LINKARFAKTA.COM — Direktur Distribusi dan Cadangan Pangan Bapanas Rachmi Widiriani menyatakan bantuan pangan adalah hak penuh KPM. Penerima tidak boleh dibebani biaya apa pun saat mengambil beras di kantor desa, kelurahan, maupun titik distribusi lainnya.
"Bantuan pangan ini hak penuh KPM dan harus diterima secara utuh volumenya serta dalam kondisi baik, tanpa potongan sepeser pun. Kami minta seluruh jajaran di daerah, mulai dari pendamping, aparat desa, hingga petugas penyalur, untuk tidak melakukan pungutan dengan alasan apa pun," ujar Rachmi dalam keterangan resmi di Jakarta, Jumat (11/9).
Dugaan Pungutan di Lapangan Bakal Ditelusuri
Bapanas menyatakan laporan dugaan pungutan yang muncul di lapangan akan ditelusuri bersama Perum Bulog selaku pelaksana penyaluran dan pemerintah daerah. Praktik pungutan tidak ditoleransi, termasuk jika dilakukan dengan dalih sumbangan sukarela.
"Kalau ada laporan seperti ini, kami pasti tindak lanjuti bersama Perum Bulog dan pemerintah daerah," kata Rachmi.

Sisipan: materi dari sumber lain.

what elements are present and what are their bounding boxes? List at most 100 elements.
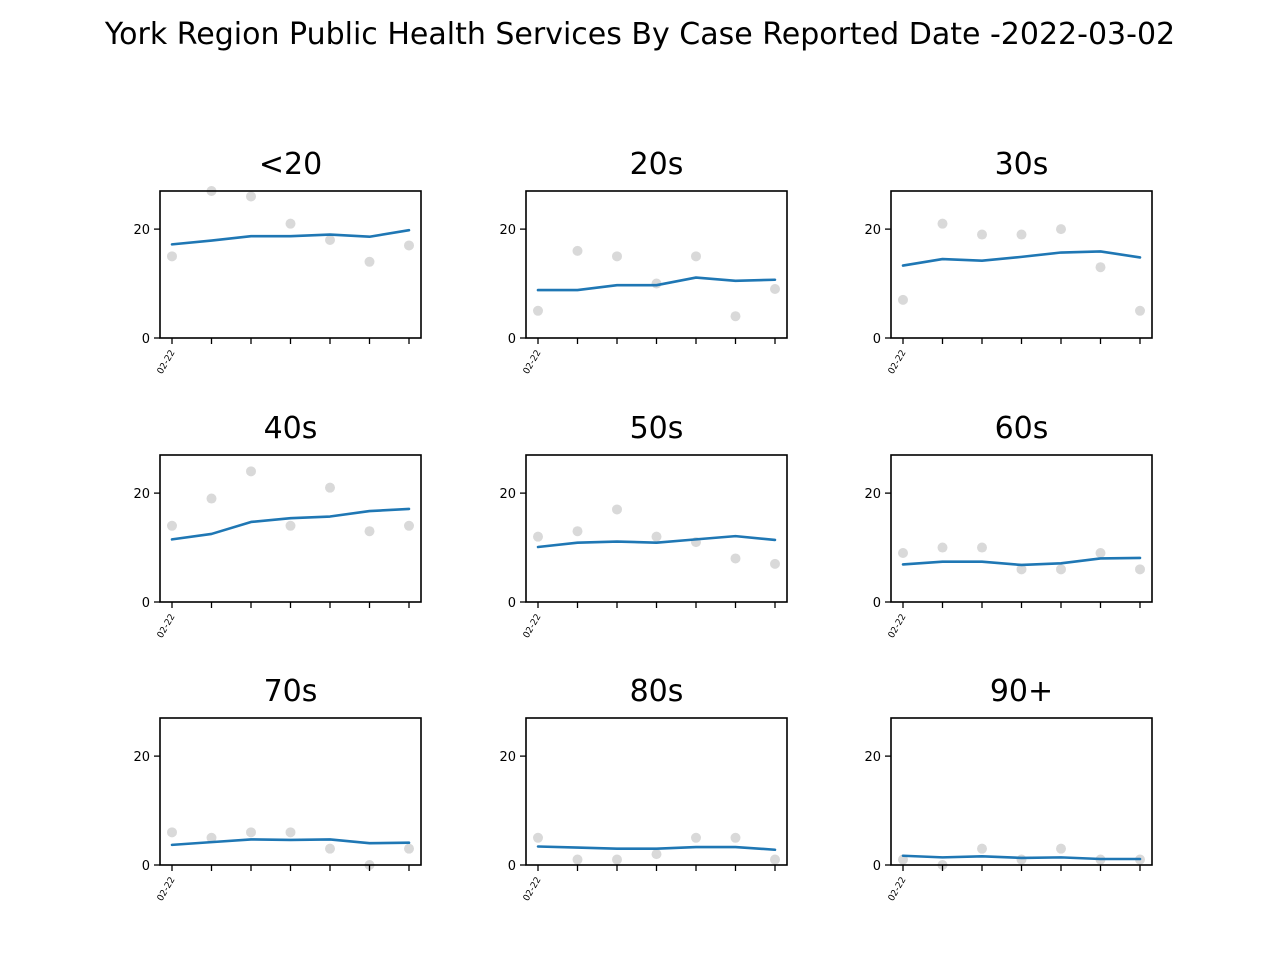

Pengawasan dilakukan di titik-titik distribusi untuk memastikan bantuan sampai kepada penerima sesuai ketentuan. Masyarakat yang menemukan dugaan penyimpangan dapat melapor melalui Whistleblowing System resmi Bapanas, hotline 0895319606768, atau situs ppid.badanpangan.go.id.
Skema Salur Tiga Bulan Sekaligus, 30 Kilogram per KPM
Bantuan pangan beras tahap kedua 2026 menyasar 33.244.408 KPM di seluruh Indonesia. Penerima merupakan kelompok desil 1 hingga 4 berdasarkan Data Tunggal Sosial Ekonomi Nasional (DTSEN) Kementerian Sosial.
Pada penyaluran kali ini, alokasi Juli, Agustus, dan September 2026 diberikan sekaligus. Setiap KPM menerima total 30 kilogram beras, berbeda dari skema sebelumnya yang disalurkan 10 kilogram per bulan.
Total penugasan penyaluran cadangan pangan pemerintah (CPP) untuk program tersebut mencapai 997.200 ton beras. Pemerintah menargetkan seluruh distribusi rampung pada akhir September 2026.
Biaya Sudah Ditanggung Negara
Bapanas menegaskan bantuan pangan beras merupakan program bantuan sosial pemerintah yang seluruh biayanya telah ditanggung negara. Karena itu, tidak ada pungutan yang sah kepada KPM saat mengambil bantuan.
Penyaluran telah berjalan di berbagai daerah hingga awal September dan masih dipantau melalui monitoring serta evaluasi bersama Perum Bulog dan pemerintah daerah.
"Kami terus memperkuat monitoring dan evaluasi langsung ke titik-titik penyaluran untuk memastikan prosesnya tertib, transparan, dan benar-benar sampai utuh ke tangan penerima. Kami imbau masyarakat tidak ragu melapor jika menemui indikasi pungutan atau penyimpangan lain di lapangan," ujar Rachmi.
Apa Artinya bagi Penerima Bantuan
Bagi KPM, penegasan ini menjadi dasar untuk menolak segala permintaan biaya pengambilan beras. Volume 30 kilogram yang diterima sekaligus setara kebutuhan konsumsi rumah tangga selama tiga bulan ke depan.
Distribusi yang tertib juga menjadi penentu agar target rampung akhir September tidak molor. Setiap hari keterlambatan di satu titik berpotensi menahan penyaluran di wilayah lain yang menunggu giliran.